Devant un tel tel, on doit rappeler à qui veut l'entendre, à la fois aux critiques et aux esprits coincés, que les musées peuvent organiser des expositions thématiques sur l’histoire électorale, les constitutions, et les figures politiques. Il peut également, en parallèle accueillir des forums citoyens, des débats entre candidats et des ateliers de sensibilisation. A travers les collections thématiques, les musées peuvent autant valoriser les figures historiques dans les discours électoraux, en lien avec les idéaux, les problématiques et les valeurs de la République.
Dans un autre sens, on ne pourrait ne pas prendre en compte les points faibles d'une telle démarche, en termes de risques à prévenir, comme l’instrumentalisation du patrimoine à des fins partisanes, qui pourrait nuire à la crédibilité des musées.

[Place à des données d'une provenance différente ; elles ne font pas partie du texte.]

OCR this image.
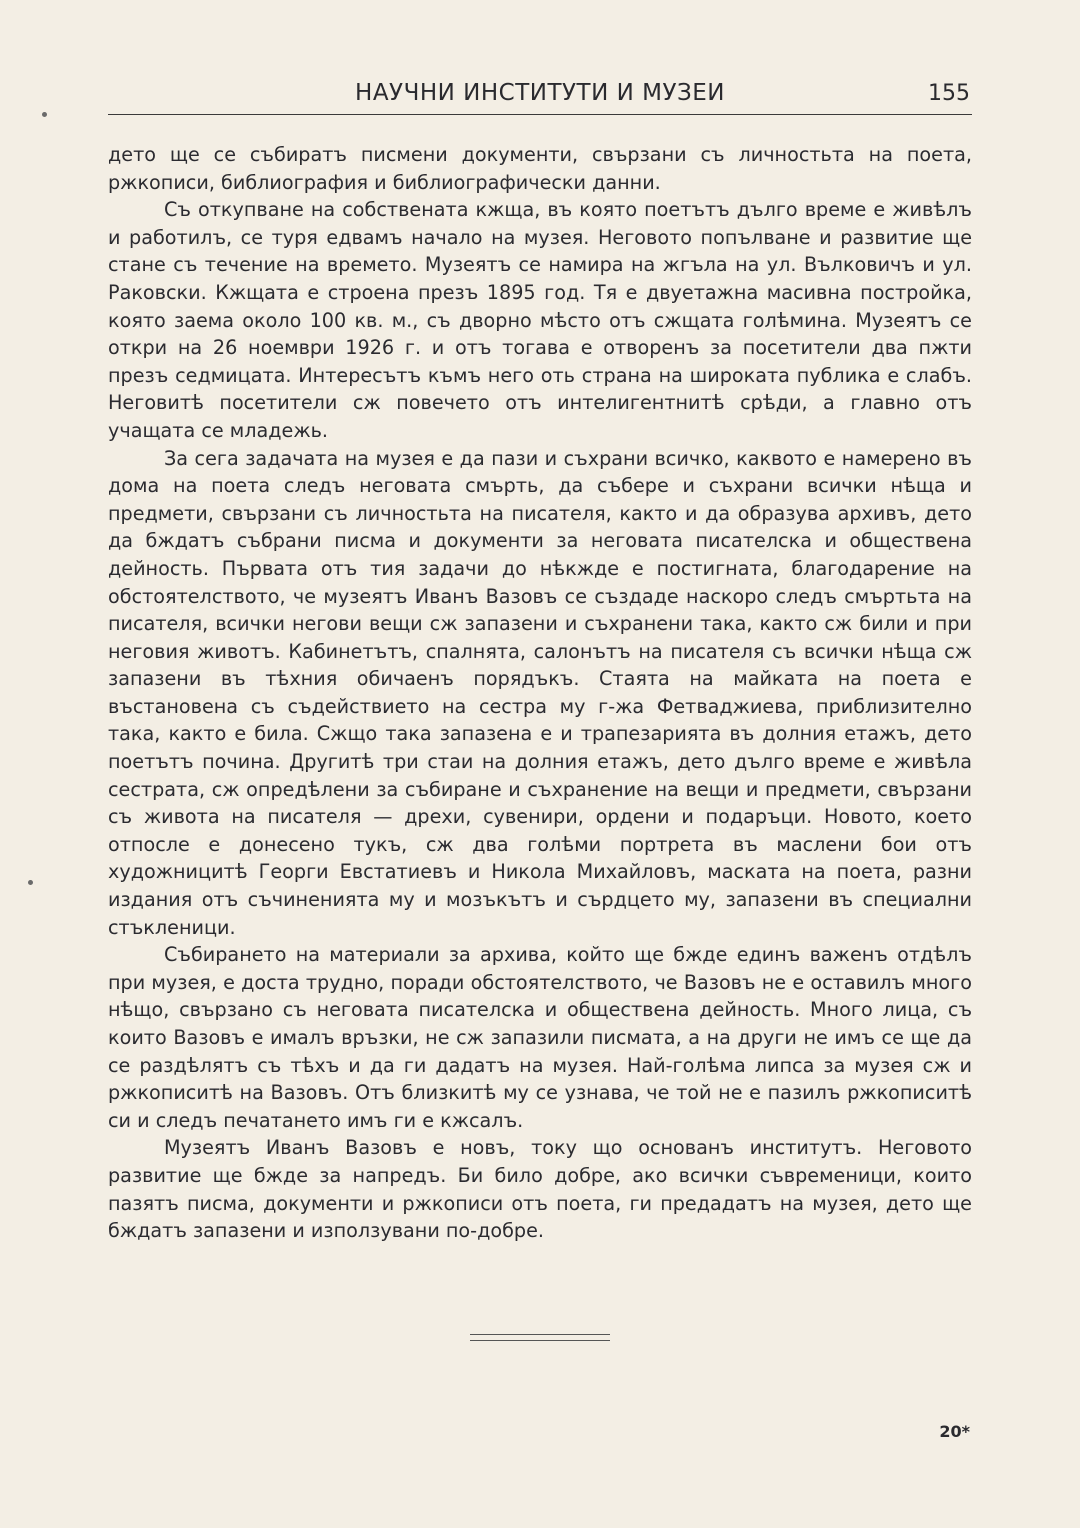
НАУЧНИ ИНСТИТУТИ И МУЗЕИ	155

дето ще се събиратъ писмени документи, свързани съ личностьта на поета, ржкописи, библиография и библиографически данни.

Съ откупване на собствената кжща, въ която поетътъ дълго време е живѣлъ и работилъ, се туря едвамъ начало на музея. Неговото попълване и развитие ще стане съ течение на времето. Музеятъ се намира на жгъла на ул. Вълковичъ и ул. Раковски. Кжщата е строена презъ 1895 год. Тя е двуетажна масивна постройка, която заема около 100 кв. м., съ дворно мѣсто отъ сжщата голѣмина. Музеятъ се откри на 26 ноември 1926 г. и отъ тогава е отворенъ за посетители два пжти презъ седмицата. Интересътъ къмъ него оть страна на широката публика е слабъ. Неговитѣ посетители сж повечето отъ интелигентнитѣ срѣди, а главно отъ учащата се младежь.

За сега задачата на музея е да пази и съхрани всичко, каквото е намерено въ дома на поета следъ неговата смърть, да събере и съхрани всички нѣща и предмети, свързани съ личностьта на писателя, както и да образува архивъ, дето да бждатъ събрани писма и документи за неговата писателска и обществена дейность. Първата отъ тия задачи до нѣкжде е постигната, благодарение на обстоятелството, че музеятъ Иванъ Вазовъ се създаде наскоро следъ смъртьта на писателя, всички негови вещи сж запазени и съхранени така, както сж били и при неговия животъ. Кабинетътъ, спалнята, салонътъ на писателя съ всички нѣща сж запазени въ тѣхния обичаенъ порядъкъ. Стаята на майката на поета е въстановена съ съдействието на сестра му г-жа Фетваджиева, приблизително така, както е била. Сжщо така запазена е и трапезарията въ долния етажъ, дето поетътъ почина. Другитѣ три стаи на долния етажъ, дето дълго време е живѣла сестрата, сж опредѣлени за събиране и съхранение на вещи и предмети, свързани съ живота на писателя — дрехи, сувенири, ордени и подаръци. Новото, което отпосле е донесено тукъ, сж два голѣми портрета въ маслени бои отъ художницитѣ Георги Евстатиевъ и Никола Михайловъ, маската на поета, разни издания отъ съчиненията му и мозъкътъ и сърдцето му, запазени въ специални стъкленици.

Събирането на материали за архива, който ще бжде единъ важенъ отдѣлъ при музея, е доста трудно, поради обстоятелството, че Вазовъ не е оставилъ много нѣщо, свързано съ неговата писателска и обществена дейность. Много лица, съ които Вазовъ е ималъ връзки, не сж запазили писмата, а на други не имъ се ще да се раздѣлятъ съ тѣхъ и да ги дадатъ на музея. Най-голѣма липса за музея сж и ржкописитѣ на Вазовъ. Отъ близкитѣ му се узнава, че той не е пазилъ ржкописитѣ си и следъ печатането имъ ги е кжсалъ.

Музеятъ Иванъ Вазовъ е новъ, току що основанъ институтъ. Неговото развитие ще бжде за напредъ. Би било добре, ако всички съвременици, които пазятъ писма, документи и ржкописи отъ поета, ги предадатъ на музея, дето ще бждатъ запазени и използувани по-добре.

20*
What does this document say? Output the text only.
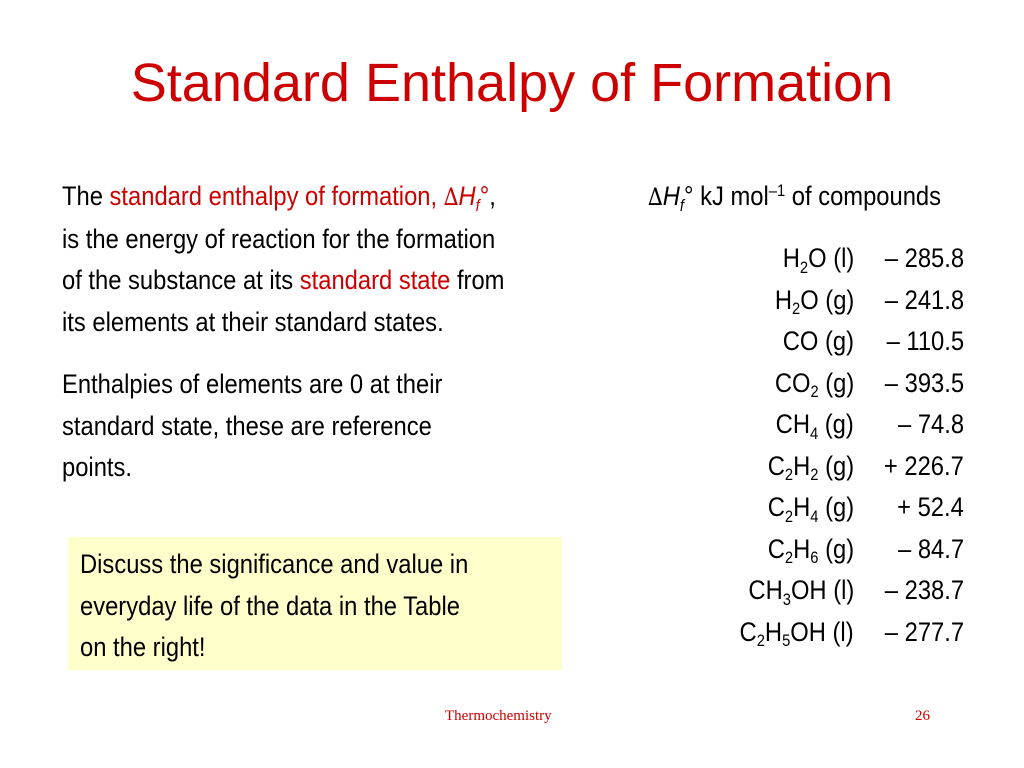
Standard Enthalpy of Formation
The standard enthalpy of formation, $\Delta H_f^\circ$,
is the energy of reaction for the formation
of the substance at its standard state from
its elements at their standard states.
Enthalpies of elements are 0 at their
standard state, these are reference
points.
Discuss the significance and value in
everyday life of the data in the Table
on the right!
$\Delta H_f^\circ$ kJ mol$^{-1}$ of compounds
$H_2O$ (l) – 285.8
$H_2O$ (g) – 241.8
CO (g) – 110.5
$CO_2$ (g) – 393.5
$CH_4$ (g) – 74.8
$C_2H_2$ (g) + 226.7
$C_2H_4$ (g) + 52.4
$C_2H_6$ (g) – 84.7
$CH_3OH$ (l) – 238.7
$C_2H_5OH$ (l) – 277.7
Thermochemistry	26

De la nécessité de se questionner sur l'utilisation des musées comme lieux de campagne sans compromettre leur mission première éducative ? Face à la destruction des vies et des villes en Haïti, qui participe du même coup à la destruction des biens culturels et du patrimoine national dans toutes ses composantes, quels sont les femmes et les hommes politiques, parmi les partis politiques et les futurs candidats aux prochaines élections qui prendront la peine de proposer un agenda de politique culturelle cohérente, qui prendra en compte la problématique muséale dans leur programme ?
De nombreuses considérations, des propositions et d'autres recommandations ont ete formulées au cours des dernières annees, en particulier dans les conclusions des actes des Assises nationales de la Culture en Haïti, en juillet 2011, et à travers de nombreuses publications, des rencontres, conférences et colloques.
Vers une stratégie muséale pour la démocratie haïtienne ?
Dans l'intérêt de la nation et des biens communs qui symbolisent sa fierté et sa grandeur, à travers les différentes institutions publiques, incluant la machine électorale, on ne pourra passer outre de principales propositions capables de : Créer un partenariat entre le Conseil Électoral Provisoire et les musées pour des campagnes d’éducation civique ; Intégrer les musées dans les programmes scolaires pour renforcer la culture démocratique ; Impliquer les jeunes dans des projets muséaux participatifs liés à l’histoire politique.
D'une pierre à plusieurs coups, il sera possible d'offrir une meilleure place pour la culture dans les prochains débats électoraux, sur la sécurité, les crises économiques, politiques et environnementales dans le pays à travers des questions clés : Comment les musées peuvent-ils devenir des acteurs de la démocratie participative ? Quel rôle pour les présidents haïtiens dans la valorisation du patrimoine ?
De la culture politique à la mémoire politique pour réussir sa campagne et occuper les plus hautes fonctions au sein du pouvoir en Haïti, jusqu'à marquer son passage, matérialiser ses promesses de campagne, et laisser un héritage réel et symbolique dans la mémoire collective, seule la culture, dans toutes ses composantes linguistique, mémorielle, anthropologique, sociologique, artistique, créative, psychologique et mystique, finit par triompher.
De la nécessité de repenser la citoyenneté par le prisme du musée. La muséologie électorale en Haïti n’est pas une utopie, mais une voie innovante pour réconcilier la mémoire, la culture et la démocratie. En valorisant les musées comme espaces de dialogue et de formation civique, Haïti peut renforcer sa démocratie et offrir à ses citoyens une compréhension plus profonde de leur histoire politique.